To those who would claim that this bill is weak on terrorism, I would say that protecting the civil rights and liberties of Americans does not show our weakness, but our strength. What the terrorists fear most is our constitution and our values, and that is what this bill protects.

To those who say that the bill is too weak on civil liberties, I say that if you trust an independent court and have faith in congressional oversight, those liberties will not be jeopardized. That is the premise our democracy was founded on, and that is exactly what this bill does.

Admiral McConnell isn't the only administration figure lukewarm on the Democrats' RESTORE bill. President Bush just issued his first statement on the bill -- sort of.

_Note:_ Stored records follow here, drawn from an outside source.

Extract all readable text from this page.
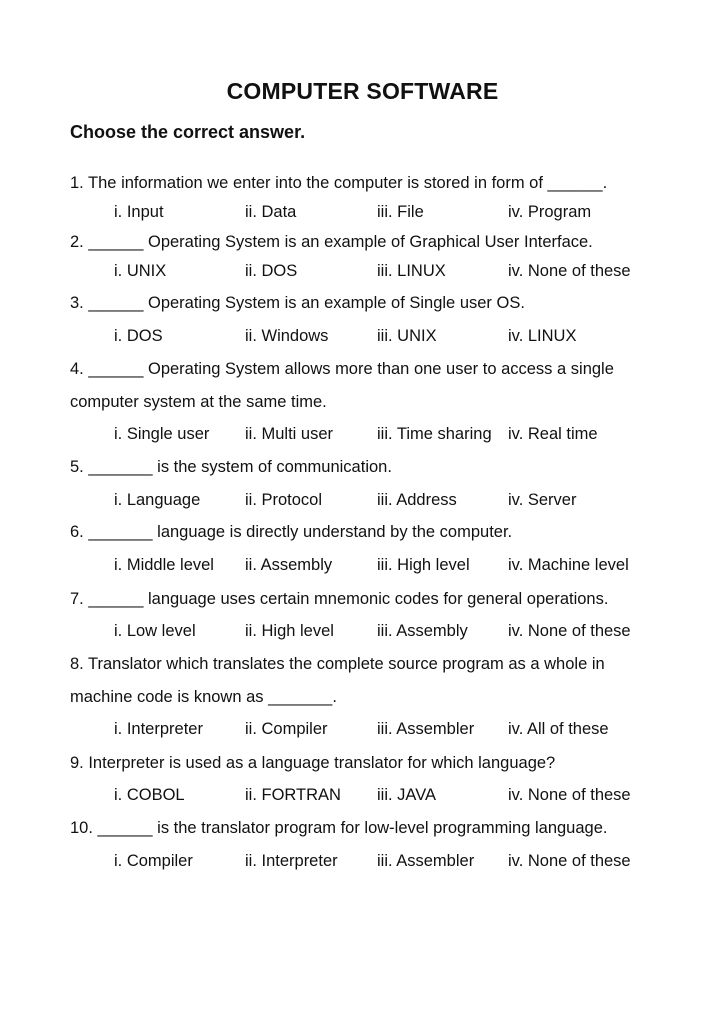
COMPUTER SOFTWARE
Choose the correct answer.
1. The information we enter into the computer is stored in form of ______.
i. Input	ii. Data	iii. File	iv. Program
2. ______ Operating System is an example of Graphical User Interface.
i. UNIX	ii. DOS	iii. LINUX	iv. None of these
3. ______ Operating System is an example of Single user OS.
i. DOS	ii. Windows	iii. UNIX	iv. LINUX
4. ______ Operating System allows more than one user to access a single
computer system at the same time.
i. Single user ii. Multi user	iii. Time sharing iv. Real time
5. _______ is the system of communication.
i. Language	ii. Protocol	iii. Address	iv. Server
6. _______ language is directly understand by the computer.
i. Middle level ii. Assembly	iii. High level iv. Machine level
7. ______ language uses certain mnemonic codes for general operations.
i. Low level	ii. High level	iii. Assembly iv. None of these
8. Translator which translates the complete source program as a whole in
machine code is known as _______.
i. Interpreter	ii. Compiler	iii. Assembler iv. All of these
9. Interpreter is used as a language translator for which language?
i. COBOL	ii. FORTRAN iii. JAVA	iv. None of these
10. ______ is the translator program for low-level programming language.
i. Compiler	ii. Interpreter iii. Assembler iv. None of these
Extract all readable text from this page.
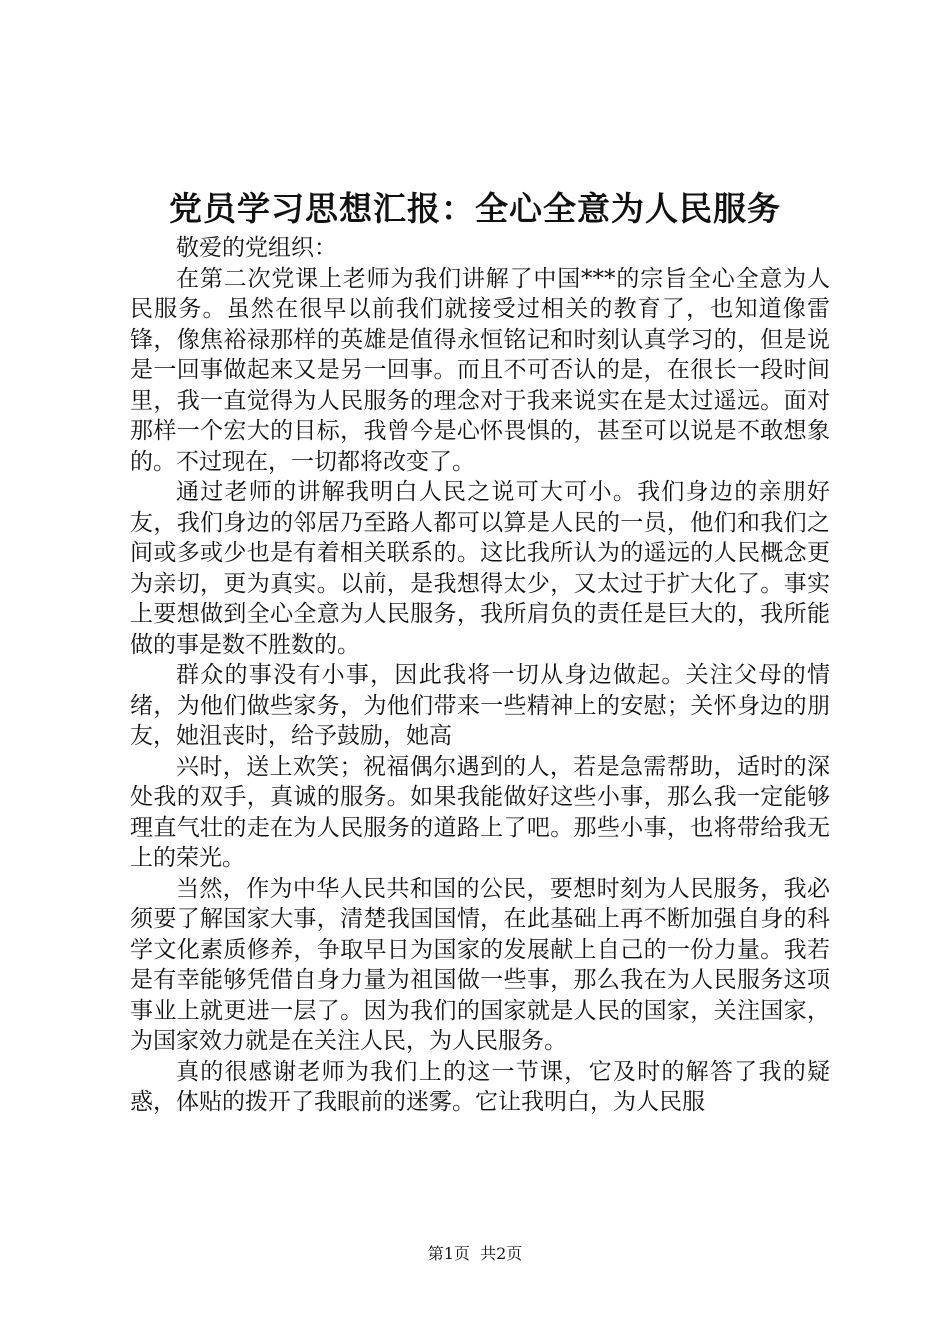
党员学习思想汇报：全心全意为人民服务

敬爱的党组织：

在第二次党课上老师为我们讲解了中国***的宗旨全心全意为人民服务。虽然在很早以前我们就接受过相关的教育了，也知道像雷锋，像焦裕禄那样的英雄是值得永恒铭记和时刻认真学习的，但是说是一回事做起来又是另一回事。而且不可否认的是，在很长一段时间里，我一直觉得为人民服务的理念对于我来说实在是太过遥远。面对那样一个宏大的目标，我曾今是心怀畏惧的，甚至可以说是不敢想象的。不过现在，一切都将改变了。

通过老师的讲解我明白人民之说可大可小。我们身边的亲朋好友，我们身边的邻居乃至路人都可以算是人民的一员，他们和我们之间或多或少也是有着相关联系的。这比我所认为的遥远的人民概念更为亲切，更为真实。以前，是我想得太少，又太过于扩大化了。事实上要想做到全心全意为人民服务，我所肩负的责任是巨大的，我所能做的事是数不胜数的。

群众的事没有小事，因此我将一切从身边做起。关注父母的情绪，为他们做些家务，为他们带来一些精神上的安慰；关怀身边的朋友，她沮丧时，给予鼓励，她高

兴时，送上欢笑；祝福偶尔遇到的人，若是急需帮助，适时的深处我的双手，真诚的服务。如果我能做好这些小事，那么我一定能够理直气壮的走在为人民服务的道路上了吧。那些小事，也将带给我无上的荣光。

当然，作为中华人民共和国的公民，要想时刻为人民服务，我必须要了解国家大事，清楚我国国情，在此基础上再不断加强自身的科学文化素质修养，争取早日为国家的发展献上自己的一份力量。我若是有幸能够凭借自身力量为祖国做一些事，那么我在为人民服务这项事业上就更进一层了。因为我们的国家就是人民的国家，关注国家，为国家效力就是在关注人民，为人民服务。

真的很感谢老师为我们上的这一节课，它及时的解答了我的疑惑，体贴的拨开了我眼前的迷雾。它让我明白，为人民服

第1页  共2页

Unlike McConnell, though, Bush didn't actually mention anything about RESTORE. Instead, he repeatedly praised the Protect America Act, August's FISA revision that RESTORE somewhat scales back. The PAA "strengthened our ability to collect intelligence on terrorists overseas" and "closed a dangerous gap in our intelligence," Bush said. "Keeping this authority is essential to keeping America safe." While he didn't actually criticize RESTORE, the strong implication is that the bill is too restrictive for him, even though its provisions for authorizing surveillance on foreign targets are remarkably similar to those within the PAA.

Could, maybe, politics have something to do with the tepid response the bill is getting from the administration? Here's how a GOP aide outlined the party's strategy to the Baltimore Sun's Siobhan Gorman:

The GOP strategy is to "run out the clock," he said, adding that Republican Senate leaders and the White House are "100 percent on board" with that plan.

Republicans, the aide said, "don't mind having this fight." He added, "this is Democrat-on-Democrat violence. The [American Civil Liberties Union] hates it. Most of the members hate it, but they also realize that if they don't do it, they can be blamed in the future" for a terrorist attack.